Jersey City reflects the nation in another way. Despite the wealth on display downtown, there’s a poverty rate of 19% that almost equally afflicts households of different ethnicities. Although wealth distribution in the US is still grossly skewed against African-Americans and blacks are twice as likely as whites to live in poverty, Jersey City illustrates that in post-industrial areas, the misery, for some, is shared. Despite Trump’s crude, divisive appeals to nativism, the working class suffers together.
Jersey City is America in microcosm, a deeply divided landscape of abandoned places and people, with a thin layer of glossy super-privilege on top.
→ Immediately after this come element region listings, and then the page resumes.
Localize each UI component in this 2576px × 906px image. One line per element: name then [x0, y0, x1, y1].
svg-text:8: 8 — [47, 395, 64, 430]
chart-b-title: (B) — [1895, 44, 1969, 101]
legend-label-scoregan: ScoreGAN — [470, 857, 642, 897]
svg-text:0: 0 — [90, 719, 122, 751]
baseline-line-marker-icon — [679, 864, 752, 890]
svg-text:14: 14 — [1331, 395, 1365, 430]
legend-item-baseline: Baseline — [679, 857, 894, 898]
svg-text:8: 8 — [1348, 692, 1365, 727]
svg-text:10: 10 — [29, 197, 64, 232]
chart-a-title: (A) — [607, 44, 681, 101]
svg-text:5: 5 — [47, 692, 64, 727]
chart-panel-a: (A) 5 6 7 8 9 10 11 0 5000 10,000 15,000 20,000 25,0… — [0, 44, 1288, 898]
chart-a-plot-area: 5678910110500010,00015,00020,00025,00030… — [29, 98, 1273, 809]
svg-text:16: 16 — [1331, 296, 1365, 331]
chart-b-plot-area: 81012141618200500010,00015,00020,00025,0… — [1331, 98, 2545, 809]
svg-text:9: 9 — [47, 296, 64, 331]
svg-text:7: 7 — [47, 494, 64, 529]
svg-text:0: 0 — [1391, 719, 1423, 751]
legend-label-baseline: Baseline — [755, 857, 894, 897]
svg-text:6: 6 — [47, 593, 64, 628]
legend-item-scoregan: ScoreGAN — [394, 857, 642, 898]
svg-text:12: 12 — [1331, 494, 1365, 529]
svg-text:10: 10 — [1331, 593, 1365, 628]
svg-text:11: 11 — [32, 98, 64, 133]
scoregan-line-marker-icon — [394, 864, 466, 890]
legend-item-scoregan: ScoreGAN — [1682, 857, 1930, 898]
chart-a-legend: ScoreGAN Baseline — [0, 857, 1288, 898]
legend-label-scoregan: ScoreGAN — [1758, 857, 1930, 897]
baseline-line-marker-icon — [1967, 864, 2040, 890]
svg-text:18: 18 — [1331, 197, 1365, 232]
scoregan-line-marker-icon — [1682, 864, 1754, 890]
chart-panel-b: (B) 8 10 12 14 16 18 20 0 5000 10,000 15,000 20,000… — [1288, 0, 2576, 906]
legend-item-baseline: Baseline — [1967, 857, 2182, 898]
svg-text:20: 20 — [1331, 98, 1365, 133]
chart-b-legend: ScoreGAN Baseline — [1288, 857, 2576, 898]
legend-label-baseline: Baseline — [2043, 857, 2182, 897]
The civic infrastructure is visibly crumbling. Roads are rutted, public transport creaks and services, particularly those relied on by the poor, have been severely cut. The Jersey City public housing authority’s website prominently informs prospective applicants that its waiting list is closed.
The future for Jersey City – and all of us – will be shaped, if not determined, by next year’s election. It’s already been remodelled with Trump-like brutality and indifference. As a local resident, Devyn Manibo puts it “When Jersey City becomes a commodity, it’s no longer a home”. But like the US as a whole, Jersey City has a deep-rooted resilience and humanity that will endure beyond 2020, a spirit symbolised by its most famous resident. According to local legend, 1 Communipaw Avenue is the official address of a “mighty woman with a torch” and a message of “world-wide welcome…send these, the homeless, tempest-tossed to me”. The week after my trip, we saw the photo of Oscar and Valeria Ramirez lying dead in the Rio Grande. No image could more starkly illustrate the choice before us.